Years passed… middle school, high school, college. They all came and went with my heart in the same place, staring at the light from afar not sure what to do with it. Sometimes my heart would move closer and then back off once the fear of earthly failure, the fear of what would happen next sank in, when the words of Satan became too powerful. His words of a haunted past, his words of sins, he would take my heart and scrape it raw with lies that I was never good enough… making my heart cower back in the corner again just looking on, knowing the truth but to afraid to do anything about it.
Then a friend… a friend whom I have had since high school spoke the truth to me. She said I needed to find a mentor, to find a church family with a life group and become a part of it; that I needed to look for more in this life than just attending church and believing. So I began to pray, to pray for a mentor, to pray for a church family that would bring us a life group to gather around us in storms, to be a word of encouragement, to show my husband and I how to take a leap of faith. No more than a month later the prayer was answered.
At this moment so many realities began to sink in… I had been trying to write my own story but God has a bigger one. I thought I was holding the pen that would write a great story of true love and kids and simple life… but then I realized that I was not holding a pen at all. That by trying to be the author in this great story has only caused heartache. God’s heart was breaking as I pushed him away and sought out my own story, and what a mess I had made; pages scribbled on, no plot… characters coming and going. Then I handed my messy book over to the creator of the heavens and earth and begged him to take it from here, "you’re the writer and I am but a character, I am but a small piece in your work of art. But please, please let me be a part of this story". And he has! Oh! He has!
In the past few months I have seen him erasing my scribbles and writing a beautiful story. A story written about a coward finding courage. A story of a lonesome heart finding multiple mentors, women after God’s own heart, a church family and a life group that have been nothing but encouraging to my husband and I and all because we had faith to let go and jump into his everlasting arms.

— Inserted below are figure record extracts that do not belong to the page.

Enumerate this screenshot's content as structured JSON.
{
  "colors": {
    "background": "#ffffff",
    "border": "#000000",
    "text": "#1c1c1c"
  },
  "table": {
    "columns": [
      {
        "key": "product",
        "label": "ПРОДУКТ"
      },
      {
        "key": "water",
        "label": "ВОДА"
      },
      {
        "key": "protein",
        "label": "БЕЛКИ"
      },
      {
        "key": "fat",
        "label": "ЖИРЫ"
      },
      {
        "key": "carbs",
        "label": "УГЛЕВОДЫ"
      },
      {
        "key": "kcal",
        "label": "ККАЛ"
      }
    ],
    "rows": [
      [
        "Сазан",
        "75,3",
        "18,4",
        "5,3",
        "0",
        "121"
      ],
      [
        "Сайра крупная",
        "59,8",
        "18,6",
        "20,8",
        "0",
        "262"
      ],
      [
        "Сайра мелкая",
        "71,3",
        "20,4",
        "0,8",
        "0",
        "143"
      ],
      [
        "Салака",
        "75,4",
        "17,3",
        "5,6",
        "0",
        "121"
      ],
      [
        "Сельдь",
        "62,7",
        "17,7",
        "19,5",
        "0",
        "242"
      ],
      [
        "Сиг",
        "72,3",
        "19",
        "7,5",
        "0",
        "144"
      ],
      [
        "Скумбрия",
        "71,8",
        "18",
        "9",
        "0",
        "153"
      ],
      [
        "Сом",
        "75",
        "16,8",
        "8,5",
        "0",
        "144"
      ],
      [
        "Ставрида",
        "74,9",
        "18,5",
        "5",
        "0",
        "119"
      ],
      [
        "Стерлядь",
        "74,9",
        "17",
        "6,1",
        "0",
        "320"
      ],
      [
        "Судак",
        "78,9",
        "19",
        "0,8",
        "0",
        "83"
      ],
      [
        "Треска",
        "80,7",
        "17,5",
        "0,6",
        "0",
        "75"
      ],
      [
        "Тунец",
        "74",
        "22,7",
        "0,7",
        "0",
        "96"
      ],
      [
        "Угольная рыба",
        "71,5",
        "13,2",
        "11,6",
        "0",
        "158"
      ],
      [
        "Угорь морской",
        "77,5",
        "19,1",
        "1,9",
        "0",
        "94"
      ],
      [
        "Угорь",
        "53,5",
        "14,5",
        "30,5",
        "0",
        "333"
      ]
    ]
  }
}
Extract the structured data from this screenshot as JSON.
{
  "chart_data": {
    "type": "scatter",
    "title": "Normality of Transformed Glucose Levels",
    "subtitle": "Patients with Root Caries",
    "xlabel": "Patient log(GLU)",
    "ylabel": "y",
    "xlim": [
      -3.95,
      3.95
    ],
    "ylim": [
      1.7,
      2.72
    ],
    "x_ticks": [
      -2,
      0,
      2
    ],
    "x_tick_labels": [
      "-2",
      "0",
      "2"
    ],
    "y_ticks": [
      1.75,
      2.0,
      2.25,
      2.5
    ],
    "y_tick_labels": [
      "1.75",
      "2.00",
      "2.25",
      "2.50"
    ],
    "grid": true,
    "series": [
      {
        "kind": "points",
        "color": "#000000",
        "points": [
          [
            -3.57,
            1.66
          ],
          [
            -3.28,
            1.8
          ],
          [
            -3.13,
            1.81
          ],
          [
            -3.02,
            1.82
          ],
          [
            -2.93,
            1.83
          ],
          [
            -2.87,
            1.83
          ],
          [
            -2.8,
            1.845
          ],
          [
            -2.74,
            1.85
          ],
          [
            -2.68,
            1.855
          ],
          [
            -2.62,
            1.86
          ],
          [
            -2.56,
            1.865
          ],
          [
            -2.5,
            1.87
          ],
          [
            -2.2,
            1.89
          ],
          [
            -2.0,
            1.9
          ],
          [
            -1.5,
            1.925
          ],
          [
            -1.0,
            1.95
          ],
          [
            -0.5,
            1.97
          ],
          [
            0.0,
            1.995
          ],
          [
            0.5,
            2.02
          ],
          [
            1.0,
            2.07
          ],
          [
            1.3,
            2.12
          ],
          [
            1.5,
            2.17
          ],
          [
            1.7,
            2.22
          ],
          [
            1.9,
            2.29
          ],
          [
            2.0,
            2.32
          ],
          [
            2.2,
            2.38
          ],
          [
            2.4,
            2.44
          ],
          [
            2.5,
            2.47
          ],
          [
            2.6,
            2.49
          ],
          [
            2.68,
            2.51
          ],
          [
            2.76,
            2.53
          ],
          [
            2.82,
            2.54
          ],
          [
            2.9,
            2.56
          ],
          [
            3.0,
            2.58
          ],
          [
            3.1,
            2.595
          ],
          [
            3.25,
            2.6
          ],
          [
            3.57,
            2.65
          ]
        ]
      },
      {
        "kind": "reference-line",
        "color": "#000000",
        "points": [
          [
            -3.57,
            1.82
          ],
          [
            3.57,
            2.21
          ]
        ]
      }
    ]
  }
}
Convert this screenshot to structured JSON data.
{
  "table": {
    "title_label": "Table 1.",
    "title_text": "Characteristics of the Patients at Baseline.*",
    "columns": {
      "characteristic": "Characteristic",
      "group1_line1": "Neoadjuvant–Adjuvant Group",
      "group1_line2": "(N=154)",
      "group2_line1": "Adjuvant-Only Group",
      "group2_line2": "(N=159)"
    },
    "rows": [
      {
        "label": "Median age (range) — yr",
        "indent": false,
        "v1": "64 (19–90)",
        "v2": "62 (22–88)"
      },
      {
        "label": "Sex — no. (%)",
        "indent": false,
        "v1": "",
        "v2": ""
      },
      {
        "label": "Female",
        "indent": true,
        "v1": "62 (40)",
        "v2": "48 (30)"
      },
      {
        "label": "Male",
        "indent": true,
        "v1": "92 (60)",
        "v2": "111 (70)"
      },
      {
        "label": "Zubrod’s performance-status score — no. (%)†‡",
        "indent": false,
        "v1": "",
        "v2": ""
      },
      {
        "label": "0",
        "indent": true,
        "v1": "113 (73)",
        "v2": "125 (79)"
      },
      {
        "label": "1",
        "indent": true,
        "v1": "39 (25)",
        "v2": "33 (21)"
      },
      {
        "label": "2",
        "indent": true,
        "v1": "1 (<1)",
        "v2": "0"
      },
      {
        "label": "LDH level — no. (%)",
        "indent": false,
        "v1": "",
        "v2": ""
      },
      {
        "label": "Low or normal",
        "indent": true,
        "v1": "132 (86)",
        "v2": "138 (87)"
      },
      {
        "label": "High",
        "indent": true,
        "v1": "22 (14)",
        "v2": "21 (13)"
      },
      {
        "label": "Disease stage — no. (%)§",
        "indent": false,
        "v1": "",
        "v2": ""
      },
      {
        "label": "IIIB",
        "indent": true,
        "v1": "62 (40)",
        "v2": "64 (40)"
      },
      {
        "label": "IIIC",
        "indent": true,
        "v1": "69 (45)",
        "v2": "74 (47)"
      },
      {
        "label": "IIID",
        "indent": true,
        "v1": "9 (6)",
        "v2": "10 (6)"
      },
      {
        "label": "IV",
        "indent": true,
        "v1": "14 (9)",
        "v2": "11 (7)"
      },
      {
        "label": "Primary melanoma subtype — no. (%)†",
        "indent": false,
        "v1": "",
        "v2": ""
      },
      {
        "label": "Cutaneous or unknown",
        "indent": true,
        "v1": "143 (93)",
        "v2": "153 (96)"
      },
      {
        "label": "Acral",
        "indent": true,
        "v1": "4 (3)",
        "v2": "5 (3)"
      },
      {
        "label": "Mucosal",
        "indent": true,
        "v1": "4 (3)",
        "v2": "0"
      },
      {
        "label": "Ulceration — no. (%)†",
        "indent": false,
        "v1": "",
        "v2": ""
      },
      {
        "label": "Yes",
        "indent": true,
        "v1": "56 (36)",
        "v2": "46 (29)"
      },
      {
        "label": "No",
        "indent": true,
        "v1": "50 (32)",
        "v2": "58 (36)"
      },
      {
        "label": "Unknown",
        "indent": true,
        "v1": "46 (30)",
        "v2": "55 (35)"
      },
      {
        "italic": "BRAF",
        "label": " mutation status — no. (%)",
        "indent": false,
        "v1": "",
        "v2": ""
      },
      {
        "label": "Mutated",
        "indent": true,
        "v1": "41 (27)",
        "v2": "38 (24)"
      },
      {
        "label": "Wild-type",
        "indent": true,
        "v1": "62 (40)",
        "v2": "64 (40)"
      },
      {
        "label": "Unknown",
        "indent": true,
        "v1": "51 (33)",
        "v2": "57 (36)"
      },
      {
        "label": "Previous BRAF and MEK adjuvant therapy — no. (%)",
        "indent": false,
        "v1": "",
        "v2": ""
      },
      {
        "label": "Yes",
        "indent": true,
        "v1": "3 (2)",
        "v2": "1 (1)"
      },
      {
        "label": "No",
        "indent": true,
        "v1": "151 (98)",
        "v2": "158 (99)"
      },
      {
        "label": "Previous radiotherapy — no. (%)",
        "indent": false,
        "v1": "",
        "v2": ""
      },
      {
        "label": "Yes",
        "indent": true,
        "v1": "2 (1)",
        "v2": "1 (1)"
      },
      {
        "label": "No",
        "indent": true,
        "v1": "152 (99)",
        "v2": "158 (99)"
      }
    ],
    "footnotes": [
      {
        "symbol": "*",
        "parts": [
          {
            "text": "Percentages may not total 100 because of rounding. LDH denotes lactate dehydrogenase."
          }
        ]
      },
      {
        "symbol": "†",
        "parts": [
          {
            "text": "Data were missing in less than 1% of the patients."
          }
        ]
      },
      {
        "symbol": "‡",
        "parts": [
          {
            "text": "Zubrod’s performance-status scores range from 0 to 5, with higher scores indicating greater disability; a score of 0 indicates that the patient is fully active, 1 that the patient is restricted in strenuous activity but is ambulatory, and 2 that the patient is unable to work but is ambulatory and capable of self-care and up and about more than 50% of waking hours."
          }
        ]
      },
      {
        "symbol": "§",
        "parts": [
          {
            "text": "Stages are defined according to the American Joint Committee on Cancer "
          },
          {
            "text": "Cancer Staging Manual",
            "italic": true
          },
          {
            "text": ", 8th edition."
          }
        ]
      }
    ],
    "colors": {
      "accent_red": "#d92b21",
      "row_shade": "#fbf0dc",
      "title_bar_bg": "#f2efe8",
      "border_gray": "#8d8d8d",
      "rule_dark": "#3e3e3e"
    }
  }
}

You see God does not laugh at failures. God does not cast you aside or strike you down. He lifts you up into his arms and says sit at my feet, drink from my cup, and be filled with my love and my light. Let me send you out into this world to show people there is a refuge from this chaos, that there is a peace that surpasses all and you know the provider!
Where Am I?
My heart has jumped into the light, immersed in it like never before. Overwhelmed and overflowing, now its one task is to pour it out, to shine, to be courageous and trust in him… and the journey has already begun.